The future ownership of Carolina Southern Railroad could be announced at the Oct. 7 meeting of the Horry County Council, Chairman Mark Lazarus said Thursday afternoon.
He said he anticipates an executive session at the meeting about the ownership and that the announcement would come when Council emerges from behind closed doors.
But the structure of the ownership seems less sure than it was just weeks ago, when Lazarus said it would be purchased jointly by the states of South Carolina and North Carolina and leased to a private operator.
That still could happen, but somewhat differently than had been previously supposed. Rather than a joint South Carolina-North Carolina commission to buy and operate the line, he said ownership of the tracks in South Carolina could be jointly purchased by the state and Horry County government and that in North Carolina jointly owned by that state and the government of Columbus County, N.C.
Or, the line could be sold to a private owner with financial incentives from the two counties.

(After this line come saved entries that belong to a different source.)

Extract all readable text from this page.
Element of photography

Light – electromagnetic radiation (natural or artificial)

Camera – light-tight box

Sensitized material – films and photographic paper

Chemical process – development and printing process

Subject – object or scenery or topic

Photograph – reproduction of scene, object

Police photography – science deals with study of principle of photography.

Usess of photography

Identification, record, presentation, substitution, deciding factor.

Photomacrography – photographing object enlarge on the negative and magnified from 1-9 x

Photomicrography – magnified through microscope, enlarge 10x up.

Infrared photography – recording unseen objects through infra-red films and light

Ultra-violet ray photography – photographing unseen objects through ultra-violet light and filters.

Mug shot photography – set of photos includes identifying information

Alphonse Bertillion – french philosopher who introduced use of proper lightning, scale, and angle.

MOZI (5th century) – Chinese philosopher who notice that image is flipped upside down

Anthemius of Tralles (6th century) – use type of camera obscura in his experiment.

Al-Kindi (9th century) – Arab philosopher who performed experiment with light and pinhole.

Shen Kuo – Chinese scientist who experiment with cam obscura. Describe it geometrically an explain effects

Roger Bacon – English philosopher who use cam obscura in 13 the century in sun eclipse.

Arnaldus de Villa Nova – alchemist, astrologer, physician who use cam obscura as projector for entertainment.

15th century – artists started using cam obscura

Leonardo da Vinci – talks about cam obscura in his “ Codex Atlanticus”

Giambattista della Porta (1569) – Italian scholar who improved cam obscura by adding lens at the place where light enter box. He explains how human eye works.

Carolina Southern hauled freight to and from businesses primarily in Horry and Columbus counties until 2011, when it shut down after federal rail inspectors found structural problems on bridges that had to be corrected for it to continue operating.
Railroad owner Ken Pippin has said repeatedly that the railroad doesn’t have the estimated $2 million needed for the repairs, and at least two attempts have failed to get a federal grant for the work.
Area businesses that relied on railroad transportation have had to use more expensive alternate ways to get goods in and out.
A two-state committee was formed to solve the problem, and Lazarus and Doug Wendel, the committee’s co-chairman, said Thursday they believe the solution is within reach.
The committee and Pippin reached an agreement in recent months that the railroad would be put up for sale, and since then negotiators have been working out the price and the ownership.
“I hope it’s within a week or so,” Wendel said Thursday.
The joint-state ownership of the railroad seemed to take a back seat after N.C. Gov. Pat McCrory issued a statement saying he had reservations about the joint commission.
“Acquisition of this railroad by the public sector should be the last resort,” he said in the statement.
Wendel wouldn’t give any clues of the future ownership structure, but he didn’t exclude some type of public ownership either.
“The states still might be involved,” he said.
But he also said that there could be a private buyer for the line.
Besides the $2 million estimated for critical bridge repairs, officials have said the line could need another $20 million in updates to raise it to a standard to allow trains to operate at more than 25 mph, as is the limit now.
“Leases are an option,” Wendel said Thursday. “Investments are an option.”